0. Ağalar siyasî arenaya çıkıyor
Dârüssaade Ağalarının Osmanlı minyatürlerindeki görünürlükleri de böyle başlar. 16. yüzyıl sonundan itibaren hem kitaplardaki suretleriyle, hem de resimli kitapların patronları olarak sıklıkla karşımıza çıkarlar (Zeren Tanındı, “Topkapı Sarayı'nın Ağaları ve Kitaplar”, U.Ü. Sosyal Bilimler Dergisi, 3, 2002, s.41-56). Bu dönemde resimlenmiş ve Sultan'ın, dolayısıyla saray yaşantısının konu alındığı kitaplarda ortamın doğal birer parçası oldukları görülür.

III. Murad'ın saltanat yıllarının anlatıldığı Şehinşehnâme'nin 1592 tarihli 2. cildinde yer alan ve Vezir Mehmed Paşa'nın Şehzade Mehmed'e sünnet hediyelerini sunduğu minyatür buna iyi bir örnektir. Tahtında kurulmuş Şehzadenin etrafını kuşatan Kara Ağalar, adeta ailesi gibi görünür. P o r t r e s i y l e tanıdığımız ilk Dârüssaade Ağası, Habeşî Mehmed Ağa'dır. 16. yüzyılın son yarısında, Kanuni ve II. Selim devirlerinde Sultan'ın yanı başında betimlenen Sokollu Mehmed Paşa nasıl belirgin portre özellikleriyle tanınıyorsa, III. Murad devrinde de Habeşî Mehmed Ağa Sultan'dan sonra en dikkat çeken figürdür.

Bu resimlerden biri, Seyyid Lokman tarafından Türkçe yazılan ve Osmanlı sülalesini Hz. Adem'den başlayan bir İslam tarihi çerçevesine yerleştiren Zübdetü't-Tevârîh'in III. Murad için hazırlanmış nüshasında yer alır.
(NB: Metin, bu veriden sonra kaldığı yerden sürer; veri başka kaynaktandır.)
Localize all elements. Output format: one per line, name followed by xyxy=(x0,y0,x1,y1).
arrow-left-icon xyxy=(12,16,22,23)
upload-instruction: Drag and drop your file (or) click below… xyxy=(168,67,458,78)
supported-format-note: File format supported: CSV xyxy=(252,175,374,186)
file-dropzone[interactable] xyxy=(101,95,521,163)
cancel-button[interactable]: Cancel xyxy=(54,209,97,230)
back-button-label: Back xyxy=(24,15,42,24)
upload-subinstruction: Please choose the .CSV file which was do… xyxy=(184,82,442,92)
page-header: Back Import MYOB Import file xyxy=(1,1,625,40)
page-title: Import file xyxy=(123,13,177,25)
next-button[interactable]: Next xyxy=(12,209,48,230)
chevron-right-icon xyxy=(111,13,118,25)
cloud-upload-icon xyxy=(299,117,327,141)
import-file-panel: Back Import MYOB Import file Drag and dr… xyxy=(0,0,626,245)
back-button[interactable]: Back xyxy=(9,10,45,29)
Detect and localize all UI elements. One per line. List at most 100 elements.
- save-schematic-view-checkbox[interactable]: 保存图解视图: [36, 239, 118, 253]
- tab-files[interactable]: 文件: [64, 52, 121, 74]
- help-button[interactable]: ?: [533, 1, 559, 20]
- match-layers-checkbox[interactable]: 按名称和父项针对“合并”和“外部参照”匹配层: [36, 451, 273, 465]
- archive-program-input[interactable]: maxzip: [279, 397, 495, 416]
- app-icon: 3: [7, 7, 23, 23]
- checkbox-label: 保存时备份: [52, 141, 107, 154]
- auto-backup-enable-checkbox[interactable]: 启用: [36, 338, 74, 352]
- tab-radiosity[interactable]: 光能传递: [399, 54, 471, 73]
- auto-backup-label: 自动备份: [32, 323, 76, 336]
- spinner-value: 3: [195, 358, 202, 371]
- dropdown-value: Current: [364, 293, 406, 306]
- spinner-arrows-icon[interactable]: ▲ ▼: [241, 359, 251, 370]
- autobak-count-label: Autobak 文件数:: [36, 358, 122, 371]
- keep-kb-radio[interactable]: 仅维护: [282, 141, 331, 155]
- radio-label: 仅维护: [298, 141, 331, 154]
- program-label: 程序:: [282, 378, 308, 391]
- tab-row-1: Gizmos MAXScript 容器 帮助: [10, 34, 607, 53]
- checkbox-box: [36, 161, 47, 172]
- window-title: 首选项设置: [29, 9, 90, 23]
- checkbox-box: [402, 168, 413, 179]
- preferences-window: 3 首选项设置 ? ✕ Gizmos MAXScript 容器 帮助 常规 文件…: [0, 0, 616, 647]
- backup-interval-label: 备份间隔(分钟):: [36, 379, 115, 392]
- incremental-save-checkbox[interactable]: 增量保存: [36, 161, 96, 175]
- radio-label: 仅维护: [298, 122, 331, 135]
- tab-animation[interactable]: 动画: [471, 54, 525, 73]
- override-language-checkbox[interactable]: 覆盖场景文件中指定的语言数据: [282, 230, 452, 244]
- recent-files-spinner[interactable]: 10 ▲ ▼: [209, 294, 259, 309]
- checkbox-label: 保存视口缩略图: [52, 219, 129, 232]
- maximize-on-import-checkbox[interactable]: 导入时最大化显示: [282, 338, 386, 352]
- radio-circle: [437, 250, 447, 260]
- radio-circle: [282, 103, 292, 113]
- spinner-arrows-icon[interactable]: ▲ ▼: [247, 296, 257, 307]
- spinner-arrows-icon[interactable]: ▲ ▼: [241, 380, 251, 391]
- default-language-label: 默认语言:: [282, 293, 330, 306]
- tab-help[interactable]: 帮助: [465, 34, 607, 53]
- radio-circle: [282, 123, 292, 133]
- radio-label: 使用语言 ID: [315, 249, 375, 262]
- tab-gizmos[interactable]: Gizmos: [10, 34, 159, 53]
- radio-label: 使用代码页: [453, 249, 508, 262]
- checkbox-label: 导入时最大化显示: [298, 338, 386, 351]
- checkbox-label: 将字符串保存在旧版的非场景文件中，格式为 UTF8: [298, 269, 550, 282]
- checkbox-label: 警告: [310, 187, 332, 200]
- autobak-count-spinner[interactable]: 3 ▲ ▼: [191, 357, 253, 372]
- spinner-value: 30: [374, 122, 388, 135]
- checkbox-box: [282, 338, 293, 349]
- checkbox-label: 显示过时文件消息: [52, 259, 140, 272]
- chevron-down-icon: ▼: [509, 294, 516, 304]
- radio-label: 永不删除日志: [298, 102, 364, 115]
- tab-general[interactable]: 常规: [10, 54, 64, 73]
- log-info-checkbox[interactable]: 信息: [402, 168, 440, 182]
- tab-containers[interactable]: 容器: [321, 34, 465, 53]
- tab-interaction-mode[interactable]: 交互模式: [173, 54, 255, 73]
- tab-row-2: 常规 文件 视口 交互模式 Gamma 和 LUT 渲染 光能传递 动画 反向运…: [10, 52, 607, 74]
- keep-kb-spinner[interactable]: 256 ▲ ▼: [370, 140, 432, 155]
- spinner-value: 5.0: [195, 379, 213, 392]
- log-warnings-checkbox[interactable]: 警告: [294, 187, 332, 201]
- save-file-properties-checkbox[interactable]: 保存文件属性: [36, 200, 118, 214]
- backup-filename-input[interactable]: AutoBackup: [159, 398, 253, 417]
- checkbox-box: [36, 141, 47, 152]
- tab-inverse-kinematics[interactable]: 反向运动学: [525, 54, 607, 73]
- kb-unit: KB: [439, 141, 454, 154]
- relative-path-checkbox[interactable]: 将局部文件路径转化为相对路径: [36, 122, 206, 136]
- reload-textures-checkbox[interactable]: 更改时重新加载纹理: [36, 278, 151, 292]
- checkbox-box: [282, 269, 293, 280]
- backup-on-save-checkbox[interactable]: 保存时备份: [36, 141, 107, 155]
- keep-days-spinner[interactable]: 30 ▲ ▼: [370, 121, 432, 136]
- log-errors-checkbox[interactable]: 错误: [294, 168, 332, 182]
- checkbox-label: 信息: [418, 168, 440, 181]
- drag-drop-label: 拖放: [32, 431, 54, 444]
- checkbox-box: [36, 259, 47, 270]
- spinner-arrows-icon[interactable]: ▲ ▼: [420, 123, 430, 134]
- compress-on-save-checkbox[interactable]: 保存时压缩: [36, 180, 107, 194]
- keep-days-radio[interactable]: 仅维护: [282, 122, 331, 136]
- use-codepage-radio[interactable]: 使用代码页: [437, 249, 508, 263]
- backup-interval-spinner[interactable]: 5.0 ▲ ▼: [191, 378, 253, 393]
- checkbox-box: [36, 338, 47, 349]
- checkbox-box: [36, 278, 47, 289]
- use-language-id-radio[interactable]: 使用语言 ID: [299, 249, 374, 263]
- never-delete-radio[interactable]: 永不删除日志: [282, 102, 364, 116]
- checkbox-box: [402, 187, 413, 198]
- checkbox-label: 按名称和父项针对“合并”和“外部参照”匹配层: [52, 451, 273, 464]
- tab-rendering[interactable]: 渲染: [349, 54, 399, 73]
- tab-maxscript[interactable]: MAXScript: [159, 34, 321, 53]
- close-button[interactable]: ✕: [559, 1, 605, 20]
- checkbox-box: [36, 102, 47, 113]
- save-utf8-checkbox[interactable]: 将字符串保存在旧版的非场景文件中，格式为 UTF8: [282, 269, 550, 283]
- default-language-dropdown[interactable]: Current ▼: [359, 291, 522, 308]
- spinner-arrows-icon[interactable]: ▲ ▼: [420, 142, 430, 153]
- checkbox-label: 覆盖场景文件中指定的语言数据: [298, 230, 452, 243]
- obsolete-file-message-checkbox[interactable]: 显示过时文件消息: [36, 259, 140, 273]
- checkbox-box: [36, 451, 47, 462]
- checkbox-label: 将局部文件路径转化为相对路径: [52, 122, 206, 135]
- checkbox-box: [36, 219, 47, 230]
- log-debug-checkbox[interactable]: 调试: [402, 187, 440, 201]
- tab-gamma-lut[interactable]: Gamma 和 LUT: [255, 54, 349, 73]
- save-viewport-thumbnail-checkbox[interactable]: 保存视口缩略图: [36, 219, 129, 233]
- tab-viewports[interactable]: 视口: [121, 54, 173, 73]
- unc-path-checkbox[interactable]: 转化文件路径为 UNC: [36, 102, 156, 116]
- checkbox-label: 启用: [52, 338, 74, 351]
Eserin Osmanlı tarihine ayrılan kısmında III. Murad'a kadar hüküm sürmüş padişahların portrelerini buluruz. Ancak her bir Sultan tek başına belirli bir pozu tekrar ederek resimlenirken, III. Murad elinde kitapla ve arkasında 2 Hasodalı Ağa'yla birlikte gösterilmiştir.

III. Murad'ın kimi ikonografik ayrıntılarla diğer Sultanlardan farklı kılınması anlaşılabilir bir durumdur. Ancak Habeşî Mehmed Ağa'nın, Sultan'ın hemen karşısında betimlenmesi, elde ettiği siyasî kudretin bir ifadesi olmalıdır.

Önemli bir husus da, Zübdetü't- Tevârîh'in diğer resimli nüshasının Habeşî Mehmed Ağa için hazırlanmış olmasıdır. Sultan için hazırlanan eserden Dârüssaade Ağasına da bir kopya çıkarılması, onun muktedir konumunun bir göstergesiydi.
0. Minyatürlerin yeni yüzleri
Bu dönemden itibaren Dârüssaade Ağaları minyatürlerin kahramanları olmakla kalmaz, Sultan için yazılıp resimlenen kitapların hazırlanmasındaki katkılarıyla kültür politikalarına da yön verirler. III. Murad için hazırlanan pek çok resimli kitabın arkasındaki kişi olan Habeşî Mehmed Ağa'nın rolü, eserlerin resim programına da yansır. Mesela Osmanlı-Safevî savaşının serdarlarından Ferhad Paşa'nın fetihlerinin işlendiği 1590 tarihli Gencîne-i Feth-i Gence'nin önsözünde Habeşî Mehmed Ağa'nın katkıları anlatılırken, eşlik eden minyatürde kitabın onun eliyle III. Murad'a takdimi betimlenmiştir.

Süreç, 17. yüzyıl başı Osmanlı siyasetine yön vermiş saraylıların başında gelen el-Hac Mustafa Ağa ile doruğa ulaşır.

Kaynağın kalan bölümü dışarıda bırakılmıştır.